In the quarter ended September 2011, Cipla reported a 10 per cent increase in sales to Rs 1,732 crore and 17 per cent increase in profits to Rs 309 crore. While its domestic business grew by about 12 per cent (48 per cent of total sales), exports reported a growth of 9 per cent. Thanks to an improved product mix and higher output at its Indore SEZ facility, the company reported a 2.2 percentage point expansion in operating margins to 24.6 per cent. Notably, Cipla's new facility at Indore SEZ had so far only added to its overheads and had dogged its performance in the last few quarters. The September quarter has seen a significant improvement on this score, with the facility contributing about Rs 150 crore in sales. While these are early signs — it would take a couple of years before the facility reaches optimum utilisation levels — it does reduce uncertainty.

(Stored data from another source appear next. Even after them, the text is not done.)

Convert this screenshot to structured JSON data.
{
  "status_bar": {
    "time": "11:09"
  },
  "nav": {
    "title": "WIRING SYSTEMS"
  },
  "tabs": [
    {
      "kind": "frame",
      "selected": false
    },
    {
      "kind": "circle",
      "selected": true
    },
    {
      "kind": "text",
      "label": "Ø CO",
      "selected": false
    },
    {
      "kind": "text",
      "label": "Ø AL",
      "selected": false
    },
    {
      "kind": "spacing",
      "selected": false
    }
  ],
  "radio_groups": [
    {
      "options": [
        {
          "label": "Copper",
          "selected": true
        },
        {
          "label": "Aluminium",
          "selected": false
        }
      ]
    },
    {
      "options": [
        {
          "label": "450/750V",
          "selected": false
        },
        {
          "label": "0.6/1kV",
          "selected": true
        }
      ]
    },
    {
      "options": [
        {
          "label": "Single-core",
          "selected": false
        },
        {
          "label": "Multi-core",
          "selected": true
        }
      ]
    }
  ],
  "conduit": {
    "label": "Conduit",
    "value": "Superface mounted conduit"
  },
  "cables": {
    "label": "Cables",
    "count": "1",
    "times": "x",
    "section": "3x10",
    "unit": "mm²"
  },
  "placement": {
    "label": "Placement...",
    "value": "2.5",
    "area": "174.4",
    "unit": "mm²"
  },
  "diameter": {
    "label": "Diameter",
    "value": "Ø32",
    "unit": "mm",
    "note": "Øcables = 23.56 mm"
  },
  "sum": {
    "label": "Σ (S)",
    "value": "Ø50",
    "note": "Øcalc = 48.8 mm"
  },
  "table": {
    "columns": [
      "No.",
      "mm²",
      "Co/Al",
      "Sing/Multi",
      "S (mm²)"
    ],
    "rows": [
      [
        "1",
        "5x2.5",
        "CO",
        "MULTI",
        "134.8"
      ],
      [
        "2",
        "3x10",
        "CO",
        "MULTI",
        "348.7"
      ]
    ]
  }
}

While a strong domestic sales network, and entrenched presence in inhalers and acute/chronic therapies provided Cipla a stronghold in the local market, it is exports that hold the key to future growth. It is currently developing eight CFC-free inhalers for the US and European markets — the management hopes to launch the inhalers in Europe in the next three-four years. It has filed 11 products related to the inhaler business in the EU market and has received four approvals; six are under various stages of processing.

Cipla has maintained its growth guidance of a revenue growth of about 10-12 per cent this year. It expects its bottom-line growth to be in line with its half-year performance (about 8 per cent). The planned higher focus on exports and reduction in sales of its low-margin antiretroviral would help the company improve its margins. While the draft national pharmaceutical pricing policy, if implemented, could affect realisations , the company expects only a 2-3 per cent impact on its domestic sales.